Al dejar atrás el puente, se impuso el campo abierto, los pastos quemados por el frío, árboles canos de nieve –dobladas sus ramas por el peso–, relucía de blancura temerosamente kilómetro tras kilómetro. Björn escudriñaba sin dar señales de nerviosismo; claro que él ignoraba lo que podía haber por allí. Gharet sí lo sabía, y demasiado bien.

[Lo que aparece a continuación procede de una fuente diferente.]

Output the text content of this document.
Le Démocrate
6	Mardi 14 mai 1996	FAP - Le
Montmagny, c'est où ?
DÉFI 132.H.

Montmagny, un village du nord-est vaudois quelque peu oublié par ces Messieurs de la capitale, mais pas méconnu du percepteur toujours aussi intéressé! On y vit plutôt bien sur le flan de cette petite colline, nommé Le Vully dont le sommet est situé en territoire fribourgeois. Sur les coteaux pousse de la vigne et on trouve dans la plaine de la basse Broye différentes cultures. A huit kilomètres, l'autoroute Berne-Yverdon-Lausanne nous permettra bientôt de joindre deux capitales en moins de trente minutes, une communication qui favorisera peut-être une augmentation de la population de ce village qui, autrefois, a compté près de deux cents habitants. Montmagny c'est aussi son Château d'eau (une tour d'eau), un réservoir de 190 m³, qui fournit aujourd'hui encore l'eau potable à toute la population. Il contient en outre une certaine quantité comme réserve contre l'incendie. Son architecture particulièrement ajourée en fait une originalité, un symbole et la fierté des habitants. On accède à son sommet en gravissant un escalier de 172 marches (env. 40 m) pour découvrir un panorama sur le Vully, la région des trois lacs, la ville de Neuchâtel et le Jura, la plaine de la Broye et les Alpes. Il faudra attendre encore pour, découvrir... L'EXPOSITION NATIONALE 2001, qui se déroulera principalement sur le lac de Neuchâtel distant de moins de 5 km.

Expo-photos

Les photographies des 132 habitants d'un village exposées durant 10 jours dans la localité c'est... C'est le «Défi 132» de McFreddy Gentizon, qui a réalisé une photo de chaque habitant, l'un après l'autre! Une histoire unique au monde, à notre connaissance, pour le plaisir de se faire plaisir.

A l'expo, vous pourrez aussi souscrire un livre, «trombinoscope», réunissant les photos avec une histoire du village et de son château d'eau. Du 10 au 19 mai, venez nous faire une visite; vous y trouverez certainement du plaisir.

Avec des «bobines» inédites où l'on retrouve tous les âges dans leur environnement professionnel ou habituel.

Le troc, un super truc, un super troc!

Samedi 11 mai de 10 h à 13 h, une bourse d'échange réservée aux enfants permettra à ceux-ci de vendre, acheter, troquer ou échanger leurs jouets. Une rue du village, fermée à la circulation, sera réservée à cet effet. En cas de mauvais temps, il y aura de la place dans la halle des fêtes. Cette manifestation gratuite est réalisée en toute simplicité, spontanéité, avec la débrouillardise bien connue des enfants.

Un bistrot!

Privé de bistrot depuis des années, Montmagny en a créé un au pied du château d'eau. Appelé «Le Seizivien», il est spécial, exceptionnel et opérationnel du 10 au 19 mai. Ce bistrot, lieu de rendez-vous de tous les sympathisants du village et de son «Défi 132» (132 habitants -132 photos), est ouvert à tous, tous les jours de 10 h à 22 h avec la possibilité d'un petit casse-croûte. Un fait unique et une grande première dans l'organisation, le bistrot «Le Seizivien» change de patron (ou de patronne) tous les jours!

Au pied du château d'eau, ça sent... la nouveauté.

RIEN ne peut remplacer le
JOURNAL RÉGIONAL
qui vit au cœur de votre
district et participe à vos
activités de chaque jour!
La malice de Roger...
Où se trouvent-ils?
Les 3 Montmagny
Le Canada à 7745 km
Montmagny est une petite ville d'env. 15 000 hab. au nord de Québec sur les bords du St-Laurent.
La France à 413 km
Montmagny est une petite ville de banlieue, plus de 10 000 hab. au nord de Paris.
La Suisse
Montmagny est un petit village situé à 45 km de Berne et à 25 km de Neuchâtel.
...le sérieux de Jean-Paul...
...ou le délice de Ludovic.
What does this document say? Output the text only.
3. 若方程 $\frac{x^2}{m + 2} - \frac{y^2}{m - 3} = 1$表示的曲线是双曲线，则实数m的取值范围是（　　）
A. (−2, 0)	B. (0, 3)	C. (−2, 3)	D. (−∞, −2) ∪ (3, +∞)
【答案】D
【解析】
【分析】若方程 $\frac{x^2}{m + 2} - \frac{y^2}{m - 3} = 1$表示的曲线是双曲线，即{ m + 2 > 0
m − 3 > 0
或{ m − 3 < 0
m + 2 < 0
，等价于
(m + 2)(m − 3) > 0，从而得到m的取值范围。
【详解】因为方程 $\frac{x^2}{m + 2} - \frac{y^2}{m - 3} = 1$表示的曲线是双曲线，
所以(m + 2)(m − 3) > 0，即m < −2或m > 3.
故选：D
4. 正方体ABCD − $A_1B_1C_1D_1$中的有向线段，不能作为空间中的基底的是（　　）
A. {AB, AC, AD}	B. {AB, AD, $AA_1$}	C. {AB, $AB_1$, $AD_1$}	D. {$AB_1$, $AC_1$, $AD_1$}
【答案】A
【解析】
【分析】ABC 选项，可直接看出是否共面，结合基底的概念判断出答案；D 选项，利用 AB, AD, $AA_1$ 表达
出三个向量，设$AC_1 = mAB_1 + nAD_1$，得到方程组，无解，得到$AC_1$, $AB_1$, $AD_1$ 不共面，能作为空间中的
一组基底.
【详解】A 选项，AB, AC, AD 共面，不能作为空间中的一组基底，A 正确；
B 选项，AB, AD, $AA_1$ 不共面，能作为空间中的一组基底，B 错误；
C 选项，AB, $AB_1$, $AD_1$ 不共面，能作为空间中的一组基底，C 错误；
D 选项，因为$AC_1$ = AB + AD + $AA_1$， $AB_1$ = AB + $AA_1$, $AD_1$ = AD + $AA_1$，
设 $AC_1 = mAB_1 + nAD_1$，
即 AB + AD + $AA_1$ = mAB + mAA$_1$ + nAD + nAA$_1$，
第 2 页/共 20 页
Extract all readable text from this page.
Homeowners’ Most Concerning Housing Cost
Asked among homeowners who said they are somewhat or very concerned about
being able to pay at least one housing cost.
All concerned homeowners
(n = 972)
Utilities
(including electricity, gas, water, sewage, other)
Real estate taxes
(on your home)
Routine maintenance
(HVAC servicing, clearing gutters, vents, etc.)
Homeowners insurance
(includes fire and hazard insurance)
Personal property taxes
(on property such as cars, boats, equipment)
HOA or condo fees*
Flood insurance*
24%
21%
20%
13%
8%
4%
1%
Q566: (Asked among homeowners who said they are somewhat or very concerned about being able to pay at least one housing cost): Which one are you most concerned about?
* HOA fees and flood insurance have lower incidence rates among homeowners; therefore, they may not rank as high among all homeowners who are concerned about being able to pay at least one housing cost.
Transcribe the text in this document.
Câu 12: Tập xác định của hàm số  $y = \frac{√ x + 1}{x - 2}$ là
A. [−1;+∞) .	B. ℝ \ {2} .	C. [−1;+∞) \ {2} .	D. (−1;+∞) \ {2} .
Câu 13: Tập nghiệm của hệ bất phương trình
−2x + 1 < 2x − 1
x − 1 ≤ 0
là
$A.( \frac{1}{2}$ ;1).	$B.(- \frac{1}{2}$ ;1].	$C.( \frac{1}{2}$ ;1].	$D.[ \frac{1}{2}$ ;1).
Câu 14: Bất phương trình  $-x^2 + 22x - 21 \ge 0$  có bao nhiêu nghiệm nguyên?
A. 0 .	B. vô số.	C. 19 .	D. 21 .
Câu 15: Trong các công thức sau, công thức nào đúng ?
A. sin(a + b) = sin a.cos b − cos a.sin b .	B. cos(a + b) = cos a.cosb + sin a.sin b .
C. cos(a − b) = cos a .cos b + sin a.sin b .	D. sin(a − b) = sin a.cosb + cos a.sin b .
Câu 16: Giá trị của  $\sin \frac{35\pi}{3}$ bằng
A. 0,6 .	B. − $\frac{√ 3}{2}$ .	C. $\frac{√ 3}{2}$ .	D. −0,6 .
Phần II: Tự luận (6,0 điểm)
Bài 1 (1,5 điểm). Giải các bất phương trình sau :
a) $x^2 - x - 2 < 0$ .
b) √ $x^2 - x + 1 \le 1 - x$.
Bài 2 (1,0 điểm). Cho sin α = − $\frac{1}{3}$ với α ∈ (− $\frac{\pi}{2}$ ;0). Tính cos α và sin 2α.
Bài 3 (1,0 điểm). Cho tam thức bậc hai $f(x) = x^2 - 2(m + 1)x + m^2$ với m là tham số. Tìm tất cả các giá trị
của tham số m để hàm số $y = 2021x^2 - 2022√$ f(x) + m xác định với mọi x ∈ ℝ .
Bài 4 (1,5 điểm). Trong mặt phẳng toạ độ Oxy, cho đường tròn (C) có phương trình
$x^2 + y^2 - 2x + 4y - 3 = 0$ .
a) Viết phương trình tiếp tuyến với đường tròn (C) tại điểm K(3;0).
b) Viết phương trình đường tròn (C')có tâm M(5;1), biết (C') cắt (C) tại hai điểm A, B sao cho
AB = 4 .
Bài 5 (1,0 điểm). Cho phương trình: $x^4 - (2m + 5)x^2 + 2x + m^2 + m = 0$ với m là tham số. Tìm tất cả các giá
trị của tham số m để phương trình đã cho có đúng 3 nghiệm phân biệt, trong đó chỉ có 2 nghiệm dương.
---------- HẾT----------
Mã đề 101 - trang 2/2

Siguieron de viaje hacia el norte. Aquel paisaje tenía algo de agobiante. Al menos allí todo era blancura y no había visiones siniestras. ¡Qué pequeños y desvalidos parecían ahora al lado de estos terroríficos engendros! —¿Qué será de la princesa Yvonnè y de Velhagen? —Oyó decir al joven rey, interrumpiendo así sus pensamientos, mientras avanzaban con premura por el espacio de batalla —. ¿Es posible que aún estén vivos? —Así lo espero. —respondió Björn lacónicamente. —Me llegaron noticias de que la región de Vegétorix está en peligro —. Antártika piensa aniquilarlos. —¿Te haces una idea de las secuelas de esta venganza? —le preguntó tras una pausa—. ¡Podría llegar a causar un daño irremediable! Los elfos Zíðrens desempeñan una función vital en la lucha contra el mal —. —¿No creo que haya tanta maldad en esa belleza? Björn desvió la mirada. Sabía qué Antártika era bellísima, desde sus cabellos dorados y vivaces ojos azules, hasta sus facciones perfectas y su cuerpo de líneas armoniosas y rotundas. Pero la detestaba, instintivamente, en lo más profundo de su ser. —Es un engendro de mujer —susurró el gobernador. El joven rey detuvo su caballo por la brida y lo miró. —¿Has dicho engendro? —preguntó. —Está bien, la llamaré Antártika, si lo prefieres —. En cualquier caso, —¡sí es mi destino el matar a esa bruja asesina, no dudare en hacerlo! —retorció su boca en una mueca de sonrisa.

Los ojos color avellana de Gharet brillaron molestos.